Network Working Group A. Bhushan
Request for Comments: 310 MIT-MAC
NIC: 9261 April 3, 1972
Another Look At Data And File Transfer Protocols
Our eXPerience with ad hoc techniques of data and file transfer over
the ARPANET together with a better knowledge of terminal IMP (TIP)
capabilities and Datacomputer requirements has indicated to us that
the Data Transfer Protocol (DTP) (see ref 1) and the File Transfer
Protocol (FTP) (see ref 2) could undergo revision. Our effort in
implementing DTP and FTP has revealed areas in which the protocols
could be simplified without degrading their usefulness.
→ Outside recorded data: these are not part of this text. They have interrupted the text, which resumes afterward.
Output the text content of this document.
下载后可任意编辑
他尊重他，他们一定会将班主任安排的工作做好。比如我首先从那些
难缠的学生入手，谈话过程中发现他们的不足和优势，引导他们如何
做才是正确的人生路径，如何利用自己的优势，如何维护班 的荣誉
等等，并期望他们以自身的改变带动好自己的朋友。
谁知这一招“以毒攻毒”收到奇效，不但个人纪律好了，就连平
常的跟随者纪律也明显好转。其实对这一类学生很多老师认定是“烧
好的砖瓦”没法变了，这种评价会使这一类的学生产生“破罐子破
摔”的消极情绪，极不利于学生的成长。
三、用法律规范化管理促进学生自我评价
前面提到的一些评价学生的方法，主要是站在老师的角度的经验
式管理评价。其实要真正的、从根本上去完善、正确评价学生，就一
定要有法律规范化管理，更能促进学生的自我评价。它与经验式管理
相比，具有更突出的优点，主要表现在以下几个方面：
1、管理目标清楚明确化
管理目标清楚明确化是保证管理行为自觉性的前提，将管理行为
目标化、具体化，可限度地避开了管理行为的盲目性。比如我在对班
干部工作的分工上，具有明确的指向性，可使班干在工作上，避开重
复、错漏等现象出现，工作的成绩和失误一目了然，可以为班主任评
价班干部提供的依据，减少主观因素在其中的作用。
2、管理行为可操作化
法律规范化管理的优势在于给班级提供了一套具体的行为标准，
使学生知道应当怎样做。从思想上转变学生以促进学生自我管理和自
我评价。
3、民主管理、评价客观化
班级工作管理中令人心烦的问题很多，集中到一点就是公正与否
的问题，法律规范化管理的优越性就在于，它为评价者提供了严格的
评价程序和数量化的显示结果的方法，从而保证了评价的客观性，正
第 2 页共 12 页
This paper suggests some specific changes in DTP and FTP that should
make them more useful and/or simplify implementation. The attempt
here is to stimulate thinking so that we may come up with a better
protocol at the forthcoming Data and File Transfer Workshop (see ref
3).
Experience to Date
A number of ad hoc techniques of transmitting data and files across
the ARPANET already exist. Perhaps, the most versatile of these
existing methods is the TENEX "CPYNET" system. The "CPYNET" system
uses an ad hoc or interim file transfer protocol developed by Ray
Tomlinson and others at BBN to transmit files among the TENEX systems
on the ARPANET. [Private Communication with Bill Crowther, BBN.]
In CPYNET, the using process goes through the Initial Connection
Protocol (ICP) to server socket 7, establishing a full-duplex
connection with an 8-bit byte size. Control information, including
user name, passWord, command (read, write, or append), file name, and
byte size for the data connection is transmitted from the using
process to the serving process. The original full-duplex connection
is then closed, and a new full-duplex connection is established using
the original socket numbers but with possibly a different byte size.
The file is now transmitted on this newly established connection.
The end-of-file is indicated by closing the connection (the mode of
transfer is thus similar to DTP "indefinite bit-stream").
CPYNET has been used quite extensively for transfer of TENEX system
files. Because data is not reformatted, and because the optimum
connection byte size may be used for data transfer, CPYNET is quite
efficient. The PDP-10 (and there are quite a lot in the ARPANET)
works more efficiently with a 36 bit byte size which minimizes
packing and unpacking of data, and increases effective I/O speed
(bit rate is 36 times the I/O word transfer rate instead of 8 times).
The closing and reopening of connections does increase overhead but
this is small in TENEX when compared with inefficiency introdUCed in
data transfer using an inappropriate byte size.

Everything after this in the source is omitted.